Resumo da Reunião Clínica
 

Uma jovem de pouco mais de vinte anos, emagrecida, de estatura baixa, de aparência e comportamento infantil, solteira e portadora de epidermólise bollhosa distrófica recessiva, foi internada para tratamento de uma úlcera em um dos pés surgida a partir de um machucado que sofreu recentemente quando tentava atravessar uma linha de trem. Sua doença eclodiu logo após o nascimento, com bolhas e feridas pela pele e, atualmente, apresenta lesões em toda a pele e deformações nas mãos que a impedem de realizar diversas tarefas. Vive muito apegada à mãe, que a acompanhou durante toda a internação com alguns atritos com a equipe de enfermagem e, no primeiro atendimento realizado pelo membro da equipe de Psicologia Médica associada à enfermaria, quase não deixou a filha falar. Neste atendimento a paciente se mostrou inicialmente desconfiada e arredia. Embora tenha sido indicado acompanhamento também para a mãe, esta só se dispôs a fazer apenas um atendimento, no qual ficou evidente a sobrecarga emocional existente no cuidar da filha doente. Por outro lado, a filha em seus atendimentos se mostrou sempre muito aflita em se afastar da mãe, ao mesmo tempo em que falava de uma divisão entre uma menina boa e uma menina má. Relatou algumas experiências alucinatórias nas quais escutou vozes falando que ela ia perder a mãe e a mãe a ela. O atendimento a esta paciente mobilizou a equipe médica a ponto de a médica assistente pedir para se retirar do caso diante da gravidade da doença e da limitação da vida da paciente, que nem namorar poderia em virtude do provável trauma local que sofreria com a penetração. A paciente saiu de alta melhorada para dar continuidade a seu tratamento, clínico e psicológico, em regime ambulatorial antes que os exames atestassem a malignização de uma de suas lesões, fato que era esperado pela equipe.  A paciente deverá receber a notícia em sua próxima consulta ambulatorial e será encaminhada para o INCA.
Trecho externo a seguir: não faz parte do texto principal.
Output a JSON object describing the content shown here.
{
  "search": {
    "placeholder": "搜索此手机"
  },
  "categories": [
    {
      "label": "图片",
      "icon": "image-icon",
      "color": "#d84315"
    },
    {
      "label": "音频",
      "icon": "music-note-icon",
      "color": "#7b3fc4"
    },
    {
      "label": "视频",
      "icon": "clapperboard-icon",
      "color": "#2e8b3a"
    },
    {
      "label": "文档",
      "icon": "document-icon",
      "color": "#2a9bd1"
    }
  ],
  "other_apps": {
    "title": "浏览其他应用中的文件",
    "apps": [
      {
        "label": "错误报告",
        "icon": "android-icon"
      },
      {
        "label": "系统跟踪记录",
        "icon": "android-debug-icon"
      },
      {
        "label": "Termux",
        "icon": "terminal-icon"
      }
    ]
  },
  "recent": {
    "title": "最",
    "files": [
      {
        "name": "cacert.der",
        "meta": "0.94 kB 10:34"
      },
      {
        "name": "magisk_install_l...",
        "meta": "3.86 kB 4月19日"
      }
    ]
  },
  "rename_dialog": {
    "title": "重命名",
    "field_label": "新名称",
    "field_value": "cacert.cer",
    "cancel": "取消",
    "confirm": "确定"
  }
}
A discussão se iniciou a partir da constatação se ser este mais um exemplo da relação sempre presente entre o aparecimento ou agravamento de uma doença e crise existencial. No caso em questão, a paciente, estigmatizada pela doença e infantilizada por uma mãe hostil, se vê presa a sentimentos ambivalentes em relação à mãe e à vida que a impedem de atravessar a linha que separa a mocinha da mulher. A única saída vislumbrada e geradora de muita ansiedade é a morte, anunciada através das vozes alucinatórias.